En outre, l'étude montre que, l'année suivant l'installation de la ménopause, le risque d'apparition de troubles est plus élevé parmi les femmes dont la ménopause est artificielle plutôt que naturelle. Aux autres périodes, que la ménopause soit naturelle ou artificielle, le risque de voir apparaître des troubles de la ménopause est proche.

Un risque variable selon l'âge de la ménopause

L'étude montre également que plus la ménopause a lieu à un âge tardif, plus les premiers troubles se font sentir longtemps avant son installation.

Une influence confirmée pour certains facteurs

Les femmes qui ont eu au cours de leur vie des cycles menstruels irréguliers, les femmes qui ont eu plusieurs enfants et les femmes qui ont utilisé un contraceptif oral ont un risque moindre de souffrir de troubles de la ménopause, de même que les femmes ayant un indice de masse corporelle très faible (<18,5 kg/m2) ou très élevé (>30 kg/m2). L'inverse est observé chez les fumeuses, plus à risque de troubles de la ménopause que les femmes n'ayant jamais fumé.

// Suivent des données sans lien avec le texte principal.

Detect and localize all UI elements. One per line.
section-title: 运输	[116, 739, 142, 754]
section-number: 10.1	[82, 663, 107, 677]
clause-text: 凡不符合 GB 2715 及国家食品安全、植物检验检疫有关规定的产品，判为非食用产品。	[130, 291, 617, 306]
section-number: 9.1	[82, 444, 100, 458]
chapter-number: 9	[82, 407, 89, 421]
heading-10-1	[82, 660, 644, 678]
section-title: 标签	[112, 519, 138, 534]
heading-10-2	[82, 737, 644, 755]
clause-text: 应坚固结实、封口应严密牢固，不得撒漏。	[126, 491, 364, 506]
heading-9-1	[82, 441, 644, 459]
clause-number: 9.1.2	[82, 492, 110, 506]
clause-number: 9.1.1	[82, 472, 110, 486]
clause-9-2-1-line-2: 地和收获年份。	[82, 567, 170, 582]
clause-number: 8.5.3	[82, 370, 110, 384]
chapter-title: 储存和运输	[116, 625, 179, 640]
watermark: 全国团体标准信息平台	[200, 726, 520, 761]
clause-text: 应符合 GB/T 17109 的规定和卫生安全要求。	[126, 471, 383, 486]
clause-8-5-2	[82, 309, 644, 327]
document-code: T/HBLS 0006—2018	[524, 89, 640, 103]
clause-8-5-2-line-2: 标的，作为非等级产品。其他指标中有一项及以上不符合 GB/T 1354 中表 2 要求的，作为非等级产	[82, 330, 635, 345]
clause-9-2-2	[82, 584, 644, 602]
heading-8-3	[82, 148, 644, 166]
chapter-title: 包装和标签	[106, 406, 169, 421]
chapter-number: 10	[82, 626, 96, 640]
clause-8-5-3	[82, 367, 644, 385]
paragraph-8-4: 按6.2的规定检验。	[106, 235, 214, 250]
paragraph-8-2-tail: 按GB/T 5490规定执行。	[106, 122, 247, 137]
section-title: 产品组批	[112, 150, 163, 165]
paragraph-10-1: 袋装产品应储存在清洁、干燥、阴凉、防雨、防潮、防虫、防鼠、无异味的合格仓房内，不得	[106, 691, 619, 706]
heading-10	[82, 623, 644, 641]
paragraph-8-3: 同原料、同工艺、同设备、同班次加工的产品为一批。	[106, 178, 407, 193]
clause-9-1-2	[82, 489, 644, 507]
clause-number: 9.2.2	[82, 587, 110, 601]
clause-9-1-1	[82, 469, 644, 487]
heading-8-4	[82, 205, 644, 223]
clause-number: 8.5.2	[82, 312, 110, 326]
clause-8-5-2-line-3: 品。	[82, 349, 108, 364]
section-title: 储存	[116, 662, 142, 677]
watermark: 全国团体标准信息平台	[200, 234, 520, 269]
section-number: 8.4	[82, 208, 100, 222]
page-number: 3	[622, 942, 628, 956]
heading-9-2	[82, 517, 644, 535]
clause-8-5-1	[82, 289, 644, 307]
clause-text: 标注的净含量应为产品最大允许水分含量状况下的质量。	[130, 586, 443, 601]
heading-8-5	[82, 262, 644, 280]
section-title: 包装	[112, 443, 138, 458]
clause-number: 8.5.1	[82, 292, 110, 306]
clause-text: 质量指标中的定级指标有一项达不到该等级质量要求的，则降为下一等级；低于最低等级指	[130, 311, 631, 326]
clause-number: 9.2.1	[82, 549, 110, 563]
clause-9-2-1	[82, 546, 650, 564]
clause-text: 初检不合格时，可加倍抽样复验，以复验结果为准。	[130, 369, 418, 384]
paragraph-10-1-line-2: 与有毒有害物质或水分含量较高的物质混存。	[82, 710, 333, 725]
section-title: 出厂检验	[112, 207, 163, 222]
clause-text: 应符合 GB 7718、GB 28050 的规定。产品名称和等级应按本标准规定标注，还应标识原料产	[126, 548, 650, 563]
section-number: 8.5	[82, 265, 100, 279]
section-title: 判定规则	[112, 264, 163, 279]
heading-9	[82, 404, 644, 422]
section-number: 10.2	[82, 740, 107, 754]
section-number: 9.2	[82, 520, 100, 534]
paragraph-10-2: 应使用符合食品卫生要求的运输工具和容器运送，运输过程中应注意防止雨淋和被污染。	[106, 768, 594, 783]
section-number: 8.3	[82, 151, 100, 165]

Une fréquence un peu plus élevée de troubles ménopausiques est également observée en cas d'antécédent de dépression, de migraine, de maladie bénigne de la thyroïde et d'atopie (asthme, rhume des foins, allergie ou eczéma), en comparaison avec les femmes n'ayant pas ces antécédents. On peut penser que des mécanismes communs, impliquant des substances vaso-actives pouvant accroître le risque de troubles de la ménopause, sont à l'origine de ces résultats.

La consommation de certains aliments (crème aigre, bonbons, biscuits et alcool) et le grignotage sont également associés à une augmentation du risque de survenue de troubles de la ménopause.

Cette étude, menée sur un grand nombre de femmes, montre que l'apparition de troubles de la ménopause est affectée par divers facteurs (reproductifs, hormonaux, nutritionnels...), mais les associations semblent trop faibles pour laisser penser que des recommandations suffiront pour en diminuer la survenue.